Sunday, February 14, 2021

Sodom and Gomorrah

I've got several movies to blog about that are all coming up on TV within a relatively close timeframe, so I'm blogging about the first of them a bit earlier than normal. Sodom and Gomorrah recently started showing up in the FXM rotation, so I recorded it for a future airing. The next airing is on early Tuesday morning, at 3:20 AM, so now's the time to blog about it.

Sometime after Moses led the Hebrews out of Egypt and they wandered in the desert for 40 years, they split up into smaller groups in search of better land to plant down roots. One of the groups is led by Lot (Stewart Granger), and has some dissension in its ranks in the form of Melchior (Rik Battaglia); fter all, who wants to be wandering around the desert like this? Eventually they find a river and think this is a good place to settle down.

However, the site Lot picks is more or less just across the river from the city of Sodom, which is ruled by Queen Bera (Anouk Aimée). She's got a brother Astaroth (Stanley Baker) who has been plotting to depose his sister with some help from the nomadic Elamites. Sodom is a wealthy city thanks to the presence of copious amounts of salt, which is mined with heavy use of slaves. Having the Hebrews around is going to screw things up in many ways.

One is that the Hebrews are extremely pious and virtuous, even though the Sodomites don't believe in the god Jehovah that the Hebrews worship.

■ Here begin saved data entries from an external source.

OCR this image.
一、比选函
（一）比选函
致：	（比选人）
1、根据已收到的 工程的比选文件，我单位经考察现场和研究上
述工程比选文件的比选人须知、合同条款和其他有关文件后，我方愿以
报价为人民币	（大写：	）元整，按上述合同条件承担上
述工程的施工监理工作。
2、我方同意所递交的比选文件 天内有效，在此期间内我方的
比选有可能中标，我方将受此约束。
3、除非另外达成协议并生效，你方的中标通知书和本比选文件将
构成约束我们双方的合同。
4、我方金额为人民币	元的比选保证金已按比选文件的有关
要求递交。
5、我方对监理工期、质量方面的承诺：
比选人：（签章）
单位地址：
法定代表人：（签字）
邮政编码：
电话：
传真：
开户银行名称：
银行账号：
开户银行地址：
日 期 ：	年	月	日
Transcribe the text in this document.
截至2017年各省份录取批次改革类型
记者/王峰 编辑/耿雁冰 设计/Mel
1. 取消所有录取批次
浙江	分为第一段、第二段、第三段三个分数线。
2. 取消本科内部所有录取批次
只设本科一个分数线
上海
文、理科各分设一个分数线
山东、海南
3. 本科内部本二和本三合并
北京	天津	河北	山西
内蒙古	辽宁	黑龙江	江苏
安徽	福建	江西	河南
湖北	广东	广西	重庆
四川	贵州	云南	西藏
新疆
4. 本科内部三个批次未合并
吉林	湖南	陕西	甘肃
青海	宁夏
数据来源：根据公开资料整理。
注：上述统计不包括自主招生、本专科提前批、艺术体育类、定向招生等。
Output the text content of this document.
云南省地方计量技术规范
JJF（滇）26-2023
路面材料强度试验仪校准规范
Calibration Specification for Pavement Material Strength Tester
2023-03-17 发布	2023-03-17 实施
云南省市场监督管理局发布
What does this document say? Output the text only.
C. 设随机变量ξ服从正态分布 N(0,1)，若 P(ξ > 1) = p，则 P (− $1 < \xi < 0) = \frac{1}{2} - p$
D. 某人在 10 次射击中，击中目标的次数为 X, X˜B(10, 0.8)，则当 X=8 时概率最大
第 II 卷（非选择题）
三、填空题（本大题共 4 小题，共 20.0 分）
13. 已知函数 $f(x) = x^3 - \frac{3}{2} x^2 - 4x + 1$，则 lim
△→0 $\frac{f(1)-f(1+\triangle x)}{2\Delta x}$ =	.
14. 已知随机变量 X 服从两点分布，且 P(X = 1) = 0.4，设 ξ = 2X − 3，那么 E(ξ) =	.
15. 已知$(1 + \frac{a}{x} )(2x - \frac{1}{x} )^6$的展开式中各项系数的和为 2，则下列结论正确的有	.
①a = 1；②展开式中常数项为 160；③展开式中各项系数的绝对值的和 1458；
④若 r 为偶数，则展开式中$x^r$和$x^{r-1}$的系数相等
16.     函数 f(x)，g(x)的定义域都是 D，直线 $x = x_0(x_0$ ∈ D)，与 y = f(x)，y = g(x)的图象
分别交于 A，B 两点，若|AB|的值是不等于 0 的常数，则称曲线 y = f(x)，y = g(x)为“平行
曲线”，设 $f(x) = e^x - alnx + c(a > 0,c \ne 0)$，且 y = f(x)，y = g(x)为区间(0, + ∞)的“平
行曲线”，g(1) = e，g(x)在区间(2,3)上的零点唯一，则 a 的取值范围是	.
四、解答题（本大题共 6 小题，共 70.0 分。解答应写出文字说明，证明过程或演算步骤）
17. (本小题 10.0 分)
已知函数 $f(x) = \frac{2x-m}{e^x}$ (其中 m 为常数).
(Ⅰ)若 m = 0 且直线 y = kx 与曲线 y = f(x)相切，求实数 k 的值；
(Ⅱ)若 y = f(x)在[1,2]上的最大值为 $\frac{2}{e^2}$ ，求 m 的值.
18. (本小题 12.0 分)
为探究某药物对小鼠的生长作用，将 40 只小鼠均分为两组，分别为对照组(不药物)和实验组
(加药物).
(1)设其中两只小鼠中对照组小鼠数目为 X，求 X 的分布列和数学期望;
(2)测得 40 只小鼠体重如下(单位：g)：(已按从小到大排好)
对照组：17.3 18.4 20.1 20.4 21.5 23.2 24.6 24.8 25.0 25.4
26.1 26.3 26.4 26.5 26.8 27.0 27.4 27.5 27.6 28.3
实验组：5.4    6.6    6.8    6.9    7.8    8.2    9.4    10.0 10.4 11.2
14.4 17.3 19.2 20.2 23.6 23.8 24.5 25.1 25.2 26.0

They explicitly oppose slavery, while saying they'll give sanctuary to any slaves who escape from Sodom and cross the river. There's also the fact that Lot and Bera are eventually able to come to an agreement on how much to pay for the land on which the Hebrews settle. Astaroth is going to have to get the Elamites to destroy the Hebrews too.

But first, Astaroth lets one of the slaves, Ildith (Pier Angeli), stay over on the Hebrew side in the hopes that she'll serve as a spy for him. Instead, she eventually falls in love with Lot and becomes his wife. One of Lot's daughters, Maleb (Claudie Mori), marries Lot's second-in-command Ishmael (Giacomo Rossi-Stuart), while the other one, Shuah (Rossana Podestà) is taken back to Sodom by Astaroth.

As for that contract to pay for the land, Lot does what the stereotype of clever Jews exiled to infertile ghettos has Jews do: use their brains to figure out a different way to make money and become wildly rich. In this case, that means damming the river and making the Hebrews' side of the river incredibly fertile. They'll also wind up with an even bigger salt deposit than the Sodomite side.

But Astaroth has those Elamites come and attack; they burn down the Hebrews' camp and destroy the crops, while the only way to defeat the Elamites is to destroy the dam and drown them. It makes Lot and the Hebrews heroes in the eyes of Bera, but it also means that the Hebrews, having no place to live, have to move into Sodom. Big mistake.

The Hebrews grow fat and happy in the temporal world, while Jehovah is getting increasingly pissed off at them and of course doesn't care for the debauched Sodomites. Lot defeats Astaroth in hand to hand combat that results in Astaroth's death, only afterwards realizing that Bera wanted this so she could get rid of her enemy. Lot is sentenced to death, but Jehovah sends a couple of angels to offer the Hebrews deliverance, as long as none of them look back at Sodom while Jehovah is smiting the city. You probably know what happens.Sodom and Gomorrah was one of those international epic co-productions that dotted the landscape in the years either side of 1960, this one involving the French, Italians, and Americans; much of the filming was done in Morocco. It wound up with a bloated budget thanks to cost overruns, but has the feel of a lower budget epic, which is of course to the film's detriment. The dialogue is risible, although to be fair, with people from so many nationalities, much of it was not in people's native languages if not just done in post-production.

The effects don't quite work either, which for a movie about the destruction of a city, is a bit of a problem. The battle with the Elamites really looks like obvious miniatures; I'm reminded of when TCM did a spotlight on MGM's effects guy and the modern day effects people brought in to talk about the movie pointed out that you can't miniaturize drops of water. That's especially obvious here. And then in the climax, when Sodom is getting destroyed, everybody simply looks like they're staggering around drunkenly while the camera is shaking.

Still, Sodom and Gomorrah is definitely worth one watch, with fans of sword-and-sandle movies and the epics of the era probably being most likely to enjoy it. For the rest of us, it's more likely to be finding it unintentionally humorous at times. The movie also desperately needs a restoration, based on the print FXM ran. (I thought at first it was panned-and-scanned down to 16:9, but IMDb says the movie was filmed in 1.85:1.)

Sodom and Gomorrah has gotten a standalone DVD release courtesy of Fox's MOD scheme. It's also on a box set with three other disparate religion themed movies.